Write a paragraph proof of theorem 3-8: in a plane, if two lines are perpendicular to the same line, then they are parallel to each other.
so far all i have is this
r and t are each perpendicular to s. Angles 1 & 5 have to be right angels.
but my teacher says its not enough details can anyone help me??
If you guys can help me i can give the answers to the test! This is the only question im stuck on!!
To prove theorem 3-8, we need to show that if two lines, say r and t, are perpendicular to the same line s, then they are parallel to each other. Here is a step-by-step paragraph proof:
1. Given: Line r is perpendicular to line s, and line t is perpendicular to line s.
2. We want to prove: r is parallel to t.
3. Assume, for the sake of contradiction, that r and t are not parallel.

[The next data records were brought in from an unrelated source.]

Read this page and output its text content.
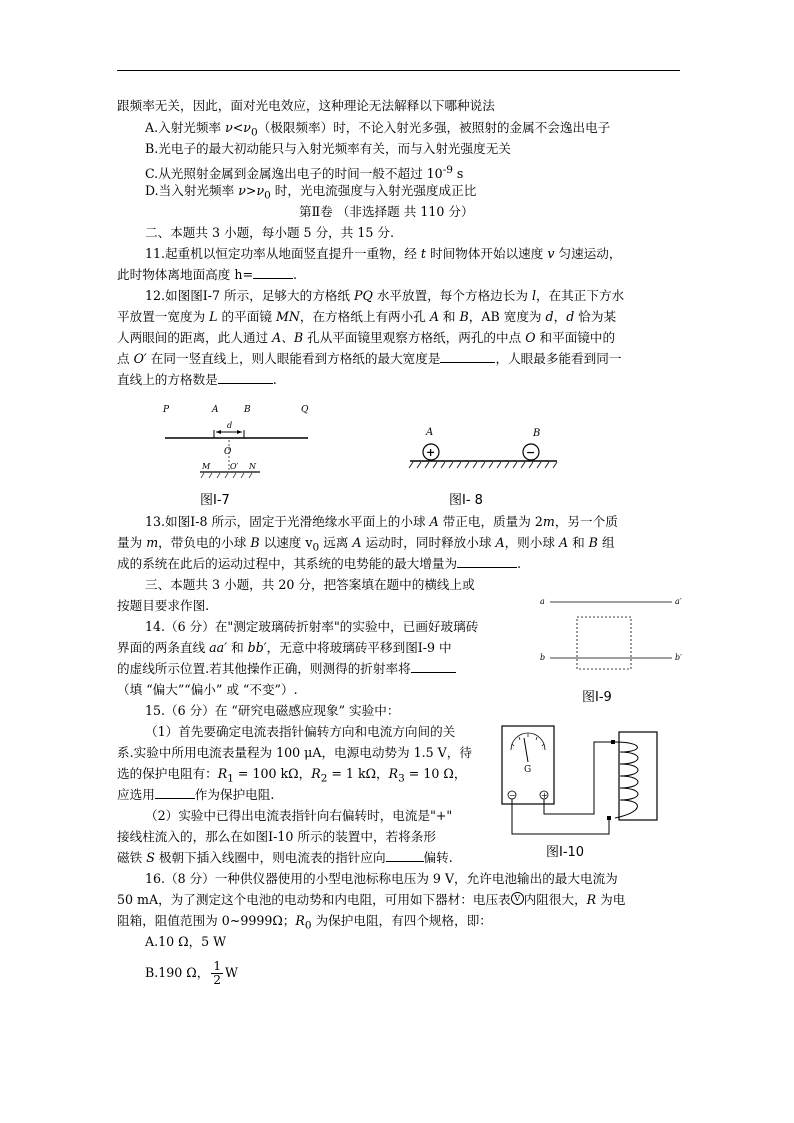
跟频率无关，因此，面对光电效应，这种理论无法解释以下哪种说法
A.入射光频率 $\nu<\nu_0$（极限频率）时，不论入射光多强，被照射的金属不会逸出电子
B.光电子的最大初动能只与入射光频率有关，而与入射光强度无关
C.从光照射金属到金属逸出电子的时间一般不超过 $10^{-9}$ s
D.当入射光频率 $\nu>\nu_0$ 时，光电流强度与入射光强度成正比
第Ⅱ卷 （非选择题 共 110 分）
二、本题共 3 小题，每小题 5 分，共 15 分.
11.起重机以恒定功率从地面竖直提升一重物，经 t 时间物体开始以速度 v 匀速运动，
此时物体离地面高度 h=	.
12.如图图Ⅰ-7 所示，足够大的方格纸 PQ 水平放置，每个方格边长为 l，在其正下方水
平放置一宽度为 L 的平面镜 MN，在方格纸上有两小孔 A 和 B，AB 宽度为 d，d 恰为某
人两眼间的距离，此人通过 A、B 孔从平面镜里观察方格纸，两孔的中点 O 和平面镜中的
点 O′ 在同一竖直线上，则人眼能看到方格纸的最大宽度是	，人眼最多能看到同一
直线上的方格数是	.
P	A	B	Q
d
O
M O′ N
图Ⅰ-7
A	B
+	−
图Ⅰ- 8
13.如图Ⅰ-8 所示，固定于光滑绝缘水平面上的小球 A 带正电，质量为 2m，另一个质
量为 m，带负电的小球 B 以速度 $v_0$ 远离 A 运动时，同时释放小球 A，则小球 A 和 B 组
成的系统在此后的运动过程中，其系统的电势能的最大增量为	.
三、本题共 3 小题，共 20 分，把答案填在题中的横线上或
按题目要求作图.	a	a′
b	b′
图Ⅰ-9
14.（6 分）在"测定玻璃砖折射率"的实验中，已画好玻璃砖
界面的两条直线 aa′ 和 bb′，无意中将玻璃砖平移到图Ⅰ-9 中
的虚线所示位置.若其他操作正确，则测得的折射率将
（填 “偏大”“偏小” 或 “不变”）.
15.（6 分）在 “研究电磁感应现象” 实验中：
（1）首先要确定电流表指针偏转方向和电流方向间的关
系.实验中所用电流表量程为 100 μA，电源电动势为 1.5 V，待
选的保护电阻有：$R_1 = 100$ kΩ，$R_2 = 1$ kΩ，$R_3 = 10$ Ω，
应选用	作为保护电阻.
（2）实验中已得出电流表指针向右偏转时，电流是"+"
接线柱流入的，那么在如图Ⅰ-10 所示的装置中，若将条形
磁铁 S 极朝下插入线圈中，则电流表的指针应向	偏转.
G
−	+
图Ⅰ-10
16.（8 分）一种供仪器使用的小型电池标称电压为 9 V，允许电池输出的最大电流为
50 mA，为了测定这个电池的电动势和内电阻，可用如下器材：电压表 V 内阻很大，R 为电
阻箱，阻值范围为 0~9999Ω；$R_0$ 为保护电阻，有四个规格，即：
A.10 Ω，5 W
B.190 Ω， $\frac{1}{2}$ W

This means that they intersect at some point, say point P.
4. Since r is perpendicular to s, angle 1 (formed by lines r and s) is a right angle.
5. Similarly, since t is perpendicular to s, angle 5 (formed by lines t and s) is also a right angle.
6. If r and t intersect at P, then angles 1 and 5 are congruent (by vertical angles theorem).
7. But both angles 1 and 5 are right angles, so they are congruent.
8. Therefore, we have a contradiction, as angles 1 and 5 cannot be both congruent and right angles if r and t are not parallel.
9. Hence, our assumption that r and t are not parallel is false.
10. Therefore, r and t must be parallel to each other.
By following this step-by-step proof, you can demonstrate that if two lines are perpendicular to the same line, then they must be parallel to each other.